My daughter and I were walking into the grocery store when we saw a little boy, possibly around 6-7 years old, pushing a cart laden with food alongside his mother. As the cart went past a rounded curb, the little boy stumbled, most likely because he was being silly. I saw him look up at his mother and she scowled at him. She poured contempt and shame on him through a single glance that communicated, “You are so stupid” or “You are so disgusting.” By the shamed and crushed look on that little boy’s face, it was apparent that he agreed with her. My heart cracked open for that little boy.
The fact that the little boy immediately looked at his mother indicated to me that this wasn’t an isolated incident and the “look” he got was usually negative. In that moment, a new strategy or the strengthening of an old strategy was born or deepened in him. And his young, playful heart that was intended to be carefree and silly, was wounded by the scowl from his mother.
As sadness overwhelmed me, I remembered the time my laugh was wrongly interpreted as shame and contempt. I was taking care of my niece who was four at the time. She also did something silly and fell against a couch. I knew she wasn’t hurt and the way she fell was sorta comical. And because she was and is a beautiful little girl, I laughed in delight.
But she recoiled and hung her head in shame. She misinterpreted my delight as derision. But I was delighting in her because even when she fell, she was beautiful and precious. Years later, when she was older, I apologized to her and asked her to forgive me.

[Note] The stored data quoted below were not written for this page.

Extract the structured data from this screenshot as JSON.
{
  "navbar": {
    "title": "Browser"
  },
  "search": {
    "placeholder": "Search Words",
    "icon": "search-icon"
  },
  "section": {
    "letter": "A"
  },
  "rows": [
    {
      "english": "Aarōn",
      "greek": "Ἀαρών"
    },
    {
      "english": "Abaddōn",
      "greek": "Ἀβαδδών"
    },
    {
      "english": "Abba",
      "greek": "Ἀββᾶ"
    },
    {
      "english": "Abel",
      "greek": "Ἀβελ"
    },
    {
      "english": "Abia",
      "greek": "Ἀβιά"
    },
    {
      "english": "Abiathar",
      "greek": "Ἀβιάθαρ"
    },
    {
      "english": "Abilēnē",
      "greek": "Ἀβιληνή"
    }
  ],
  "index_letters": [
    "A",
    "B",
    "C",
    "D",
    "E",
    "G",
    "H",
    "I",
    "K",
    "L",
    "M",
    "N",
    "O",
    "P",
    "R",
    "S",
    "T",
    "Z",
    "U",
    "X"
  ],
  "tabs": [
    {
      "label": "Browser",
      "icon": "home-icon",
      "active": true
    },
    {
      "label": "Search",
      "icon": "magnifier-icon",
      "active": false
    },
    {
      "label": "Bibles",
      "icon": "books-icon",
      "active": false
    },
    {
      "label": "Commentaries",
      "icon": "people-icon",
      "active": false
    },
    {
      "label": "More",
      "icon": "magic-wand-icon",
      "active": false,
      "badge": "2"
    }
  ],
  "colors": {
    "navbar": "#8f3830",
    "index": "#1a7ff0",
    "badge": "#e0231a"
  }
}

Some time ago I talked with a woman at a women’s retreat and she shared how her grandfather, who she rarely saw, would wink at her almost continuously during the visit. Because she was already being sexually abused, she recoiled. Her grandfather was delighting in her and never made any wrong advances toward her. Yet she felt uncomfortable. Her experiences warned her, yet his actions were innocent.
How sad that she couldn’t receive his delight. He died young and thus there was no opportunity for her to know his delight in her.
I wonder if sometimes we misinterpret God’s wink and His laugh. He delights in us and although He’ll discipline us when we sin, He intends to draw us closer to Him, not shame us away from Him. Satan’s tactic is to make us shrink in shame; God wants to woo us closer to His forgiving heart.
Satan whispers, “You are stupid and shameful because you sinned. There’s no hope. You might as well give up.” But our loving Lord calls, “You are precious and beautiful to me even though you’ve sinned. There is hope because I want to forgive your sin. Come to me and receive my cleansing. I know you’ll get better in my power.”
I hope that little boy has found someone who delights in him even when he’s silly. My own four-year-old grandson has many around him who delight in him even when he’s silly. And he’s silly a lot! Likewise, God knows our frame; He knows that we are but dust, therefore, He has compassion upon us (Psalm 103:13-14). And He never scowls!